For Oscar Holland, the wood revolution will be unstoppable in the coming years thanks to a decisive factor: costs. “While the price of other construction materials has increased a lot, that of wood has fallen thanks to the mass production of CLT, the product that some already call the concrete of the future.” Being a relatively new material and increasingly in demand, the number of producers is multiplying and they do everything possible to offer it at competitive prices. It is clear to Holland that projects of the ambition and enormous scale exhibited by HoHo or Rocket & Tigerli are to some extent a consequence of this change in market trends. For the expert, the more than 100 meters high that the Swiss tower promises “could be very little in the short term.” Specifically, two projects still pending final approval are proposed to pulverize records. One of them is the Oakwood Tower in London, an 80-storey skyscraper that would form part of the Barbican residential complex and would reach 300 meters.
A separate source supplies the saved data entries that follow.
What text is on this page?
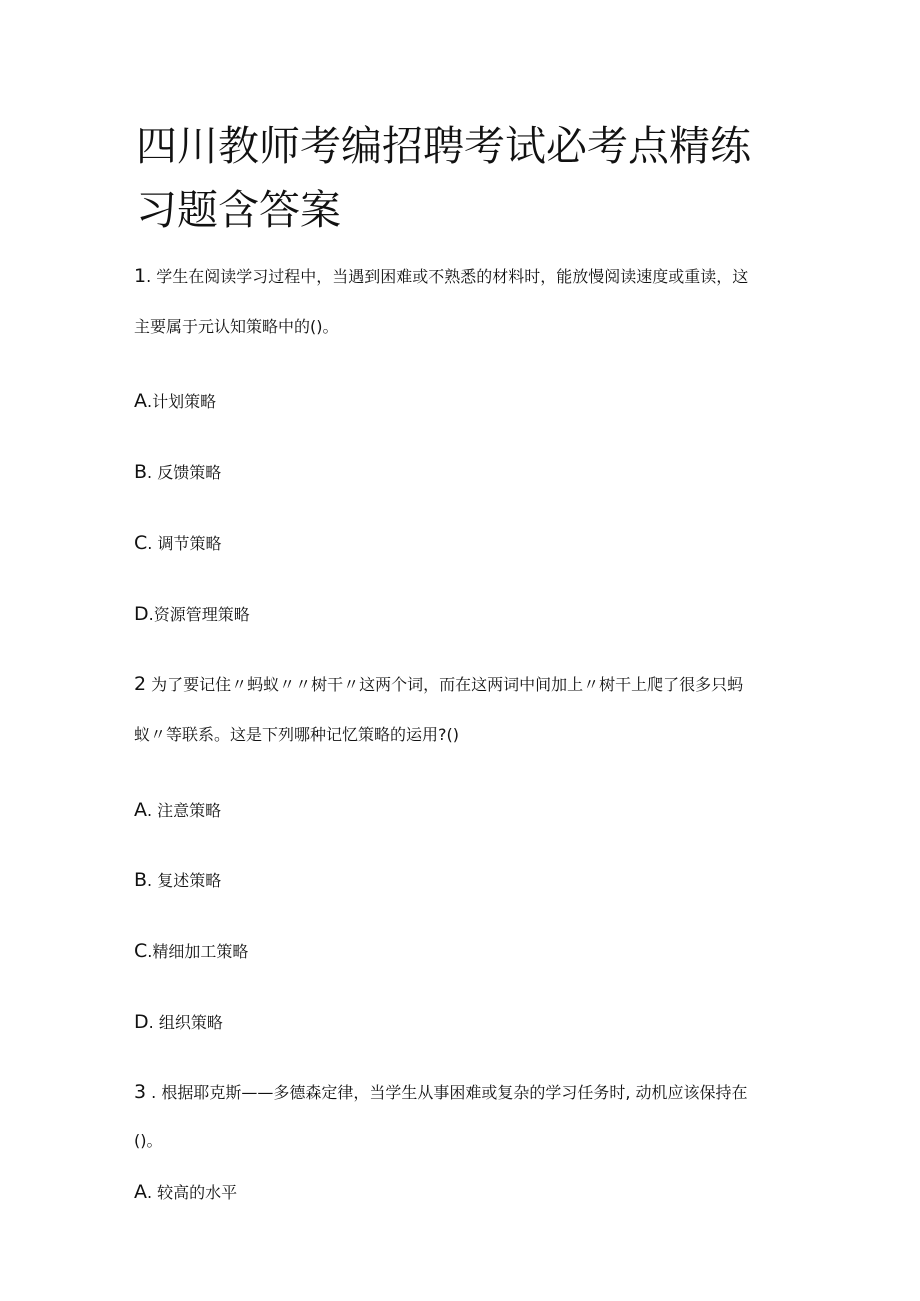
四川教师考编招聘考试必考点精练
习题含答案
1. 学生在阅读学习过程中，当遇到困难或不熟悉的材料时，能放慢阅读速度或重读，这
主要属于元认知策略中的()。
A.计划策略
B. 反馈策略
C. 调节策略
D.资源管理策略
2 为了要记住〃蚂蚁〃〃树干〃这两个词，而在这两词中间加上〃树干上爬了很多只蚂
蚁〃等联系。这是下列哪种记忆策略的运用?()
A. 注意策略
B. 复述策略
C.精细加工策略
D. 组织策略
3 . 根据耶克斯——多德森定律，当学生从事困难或复杂的学习任务时, 动机应该保持在
()。
A. 较高的水平
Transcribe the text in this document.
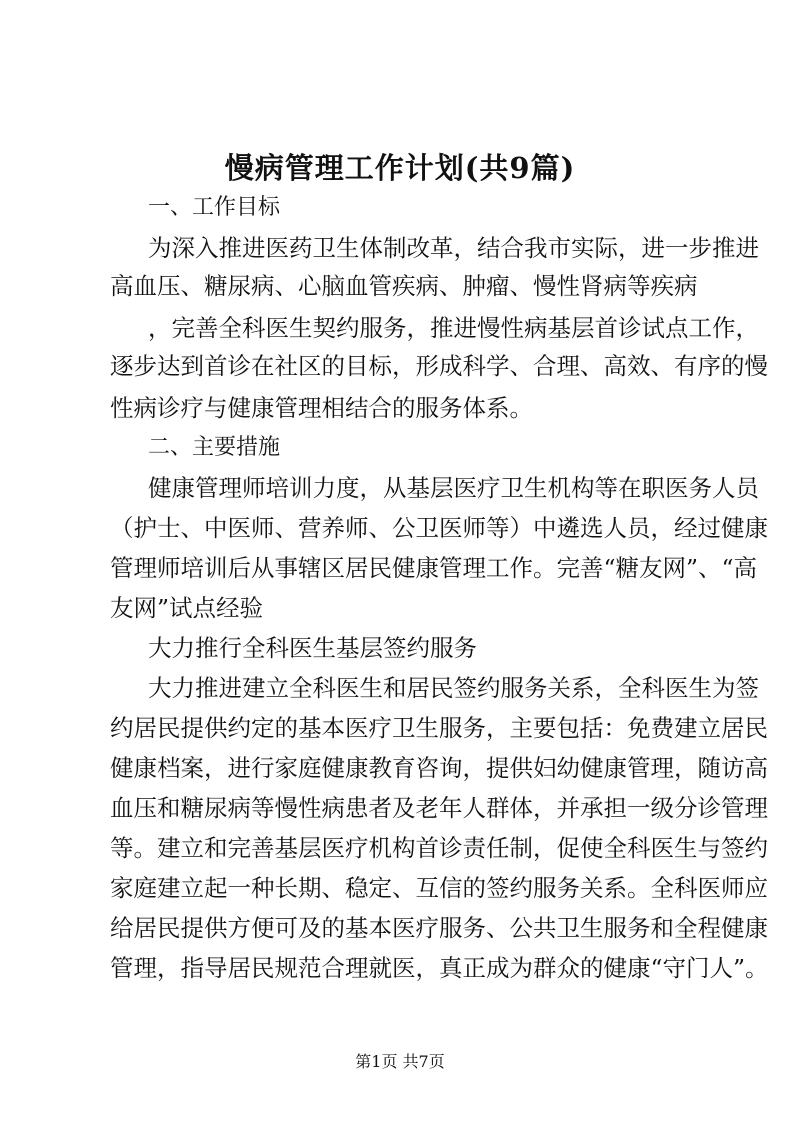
慢病管理工作计划(共9篇)

一、工作目标

为深入推进医药卫生体制改革，结合我市实际，进一步推进

高血压、糖尿病、心脑血管疾病、肿瘤、慢性肾病等疾病

，完善全科医生契约服务，推进慢性病基层首诊试点工作，

逐步达到首诊在社区的目标，形成科学、合理、高效、有序的慢

性病诊疗与健康管理相结合的服务体系。

二、主要措施

健康管理师培训力度，从基层医疗卫生机构等在职医务人员

（护士、中医师、营养师、公卫医师等）中遴选人员，经过健康

管理师培训后从事辖区居民健康管理工作。完善“糖友网”、“高

友网”试点经验

大力推行全科医生基层签约服务

大力推进建立全科医生和居民签约服务关系，全科医生为签

约居民提供约定的基本医疗卫生服务，主要包括：免费建立居民

健康档案，进行家庭健康教育咨询，提供妇幼健康管理，随访高

血压和糖尿病等慢性病患者及老年人群体，并承担一级分诊管理

等。建立和完善基层医疗机构首诊责任制，促使全科医生与签约

家庭建立起一种长期、稳定、互信的签约服务关系。全科医师应

给居民提供方便可及的基本医疗服务、公共卫生服务和全程健康

管理，指导居民规范合理就医，真正成为群众的健康“守门人”。

第1页 共7页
The other, proposed to the city of Tokyo in 2018, has been provisionally named Project W350, would have a wooden structure reinforced with 10% steel to make it more resistant to earthquakes and windstorms, and would reach 350 meters. Construction is expected to start in 2024 and be ready in 2041. By then, if the forecasts come true, cities like Chicago, Philadelphia, Perth or Eindhoven will house wooden skyscrapers over 100 meters tall. They will be able to look into the eyes of her cousin Hyperion, a sequoia in the Redwood Natural Park in California, which measures 115 meters and is known to be the tallest tree (and living thing) on ​​the planet.